Hallo Freunde der bunten Buchstaben!

Ihr habt euch entschieden und haltet ein Printmagazin namens „Übersteiger“ in den Händen. Wir haben unser allerbestes gegeben und wieder im Umfeld des magischen FC recherchiert, zusammengetragen und -geschrieben, um euch damit für die fußballfreie Sommerpause zu rüsten. 

Euch erwarten Artikel rund um das Leitthema Inklusion. Was ist das überhaupt? Kurzpass klärt euch auf. Rolliplätze im Stadion vorhalten langt da nicht – nur so viel vorweg. Inklusion ist außerdem nicht gleich Integration und selbst die läuft ja in Deutschland vielerorts nur schleppend. Wir fangen in unserem Mikrokosmos an und haben geschaut, wo es beim FCSP schon gut läuft und wo Verbesserungsbedarf herrscht. Wie so vieles, fängt auch Inklusion im Kopf an.

Katja und Michael Löffler von der Blindenfußballabteilung gewähren einen Einblick in die tägliche Arbeit und Probleme.

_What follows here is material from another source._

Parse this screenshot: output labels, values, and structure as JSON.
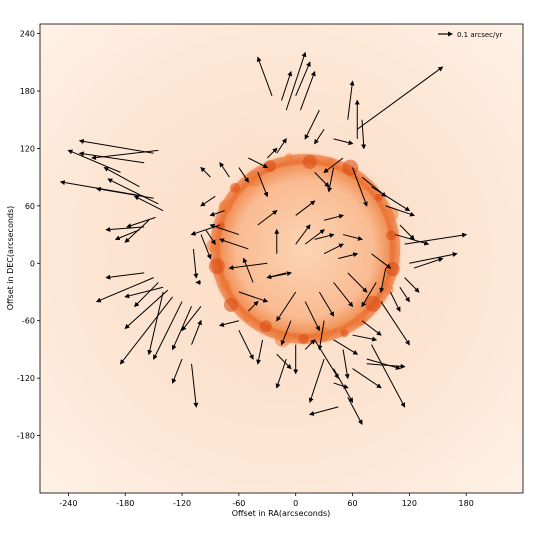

Slarti sprach mit DEAF, einem gehörlosen Fanclub des FCSP und außerdem konnten wir von Jörn Weidlich, dem Behindertenbeauftragten beim FC St. Pauli, ein paar spannende Statements bekommen. Über den Tellerrand schauen wir mit Robin Polzin, dem Trainer der Inklusionsmannschaft des SC Concordia. 

Auch noch ins Heft geschafft haben es der zweite Teil der Trilogie zum FC Lampedusa, Timbos Taktikschule, das Fußball-Flüchtlingsprojekt von Yorkshire St. Pauli, eine wunderschön magische Player’s Corner von Philipp Heerwagen, Edelfan Nico undundund.

„Ja, Du meine Güte nochmal! Das Ding ist ja prallgefüllt! Passten denn da noch die Standardrubriken rein?“ – Na sicherlich! Paadie-Seite, NvdA, Döntjes, Rezis, etc. erwarten euch wie immer mit schlechten Gags und kurzweiligen Texten – bunte Bilder inklusive! Den guten Lacher bewahren wir wie immer für Guido auf der letzten Seite auf.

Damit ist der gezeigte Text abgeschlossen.